CVE-2025-12274 is a buffer overflow vulnerability affecting Tenda CH22 firmware version 1.0.0.1. The issue resides in the fromP2pListFilter function within the /goform/P2pListFilter file, where manipulation of the "page" argument triggers the overflow. Associated with CWE-119 (Improper Restriction of Operations within the Bounds of a Memory Buffer) and CWE-120 (Buffer Copy without Checking Size of Input), it carries a CVSS v3.1 base score of 8.8 (AV:N/AC:L/PR:L/UI:N/S:U/C:H/I:H/A:H), indicating high severity due to its potential for significant impact.

An attacker with low privileges (PR:L) can exploit this vulnerability remotely over the network (AV:N) with low complexity (AC:L) and without requiring user interaction (UI:N). Successful exploitation allows high confidentiality, integrity, and availability impacts (C:H/I:H/A:H) within the unchanged scope (S:U), potentially enabling arbitrary code execution or denial of service on the affected device.

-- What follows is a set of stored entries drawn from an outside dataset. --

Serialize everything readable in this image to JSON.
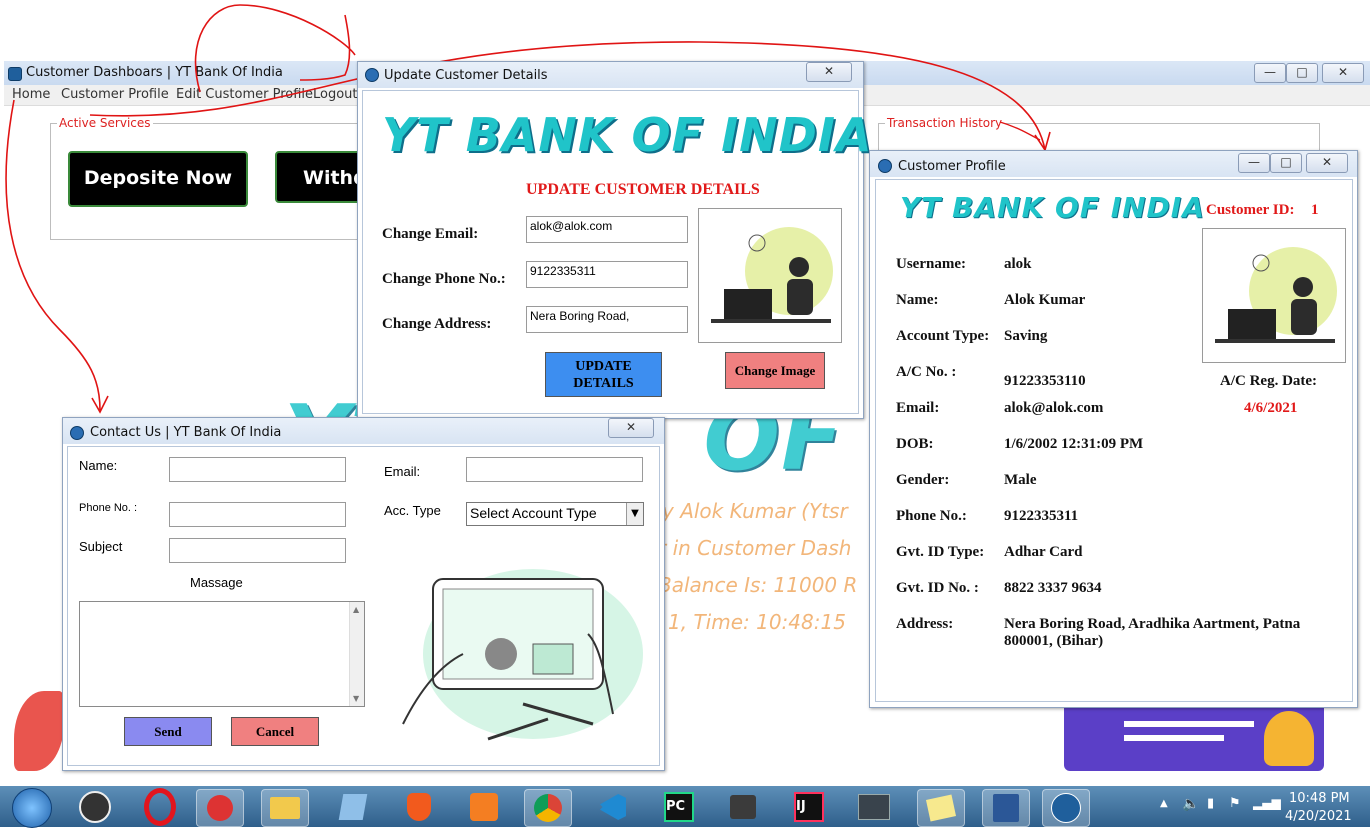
{
  "main_window": {
    "title": "Customer Dashboars | YT Bank Of India",
    "menu": [
      "Home",
      "Customer Profile",
      "Edit Customer Profile",
      "Logout"
    ],
    "active_services_label": "Active Services",
    "transaction_history_label": "Transaction History",
    "service_buttons": [
      "Deposite Now",
      "Withdr"
    ],
    "watermark_lines": [
      "y Alok Kumar (Ytsr",
      "r in Customer Dash",
      "Balance Is: 11000 R",
      "1, Time: 10:48:15"
    ]
  },
  "update_dialog": {
    "title": "Update Customer Details",
    "close": "✕",
    "logo": "YT BANK OF INDIA",
    "heading": "UPDATE CUSTOMER DETAILS",
    "email_label": "Change Email:",
    "email_value": "alok@alok.com",
    "phone_label": "Change Phone No.:",
    "phone_value": "9122335311",
    "address_label": "Change Address:",
    "address_value": "Nera Boring Road,",
    "update_button": "UPDATE DETAILS",
    "change_image_button": "Change Image"
  },
  "profile_dialog": {
    "title": "Customer Profile",
    "logo": "YT BANK OF INDIA",
    "customer_id_label": "Customer ID:",
    "customer_id": "1",
    "reg_date_label": "A/C Reg. Date:",
    "reg_date": "4/6/2021",
    "fields": [
      {
        "label": "Username:",
        "value": "alok"
      },
      {
        "label": "Name:",
        "value": "Alok Kumar"
      },
      {
        "label": "Account Type:",
        "value": "Saving"
      },
      {
        "label": "A/C No. :",
        "value": "91223353110"
      },
      {
        "label": "Email:",
        "value": "alok@alok.com"
      },
      {
        "label": "DOB:",
        "value": "1/6/2002 12:31:09 PM"
      },
      {
        "label": "Gender:",
        "value": "Male"
      },
      {
        "label": "Phone No.:",
        "value": "9122335311"
      },
      {
        "label": "Gvt. ID Type:",
        "value": "Adhar Card"
      },
      {
        "label": "Gvt. ID No. :",
        "value": "8822 3337 9634"
      },
      {
        "label": "Address:",
        "value": "Nera Boring Road, Aradhika Aartment, Patna 800001, (Bihar)"
      }
    ]
  },
  "contact_dialog": {
    "title": "Contact Us | YT Bank Of India",
    "name_label": "Name:",
    "phone_label": "Phone No. :",
    "subject_label": "Subject",
    "email_label": "Email:",
    "acc_type_label": "Acc. Type",
    "acc_type_selected": "Select Account Type",
    "message_label": "Massage",
    "send_button": "Send",
    "cancel_button": "Cancel"
  },
  "taskbar": {
    "time": "10:48 PM",
    "date": "4/20/2021"
  },
  "colors": {
    "red_heading": "#e11919",
    "logo_cyan": "#20c4c9",
    "update_button": "#3d8ef0",
    "change_image_button": "#f08080",
    "send_button": "#8a8af0",
    "cancel_button": "#f08080"
  }
}
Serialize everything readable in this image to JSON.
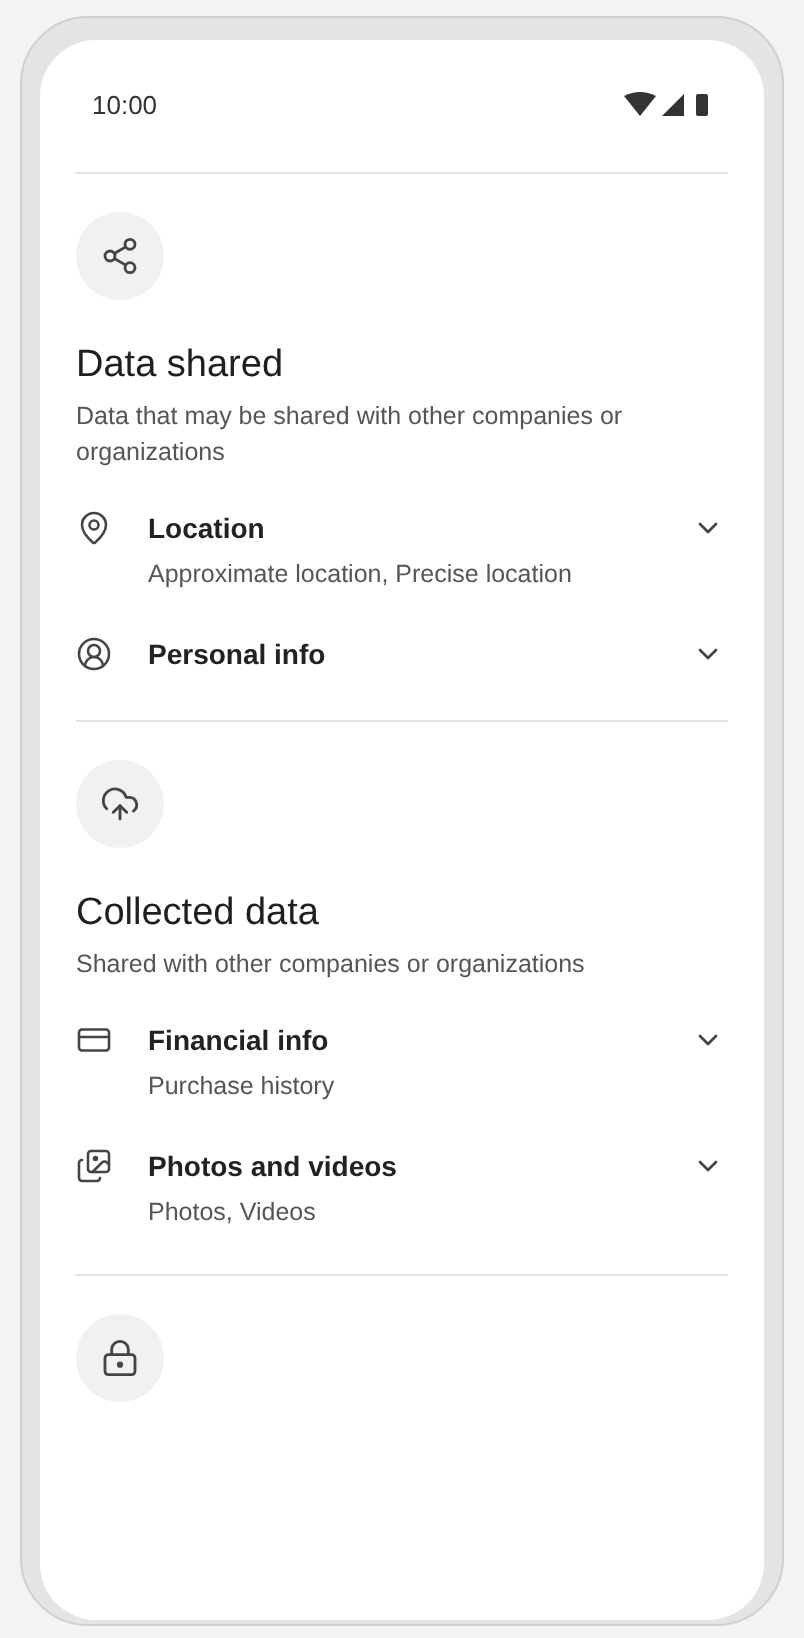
{
  "status_bar": {
    "time": "10:00"
  },
  "sections": [
    {
      "kind": "share",
      "title": "Data shared",
      "subtitle": "Data that may be shared with other companies or organizations",
      "items": [
        {
          "kind": "location",
          "label": "Location",
          "detail": "Approximate location, Precise location",
          "expanded": false
        },
        {
          "kind": "person",
          "label": "Personal info",
          "expanded": false
        }
      ]
    },
    {
      "kind": "cloud",
      "title": "Collected data",
      "subtitle": "Shared with other companies or organizations",
      "items": [
        {
          "kind": "card",
          "label": "Financial info",
          "detail": "Purchase history",
          "expanded": false
        },
        {
          "kind": "photos",
          "label": "Photos and videos",
          "detail": "Photos, Videos",
          "expanded": false
        }
      ]
    },
    {
      "kind": "lock"
    }
  ]
}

Advisories and details are available via VulDB entries (ctiid.329946, id.329946, submit.674165) and a GitHub issue at QIU-DIE/CVE/issues/23, with the vendor site at tenda.com.cn listed as a reference. The exploit has been publicly disclosed and may be used, though no specific patch or mitigation steps are detailed in the available information.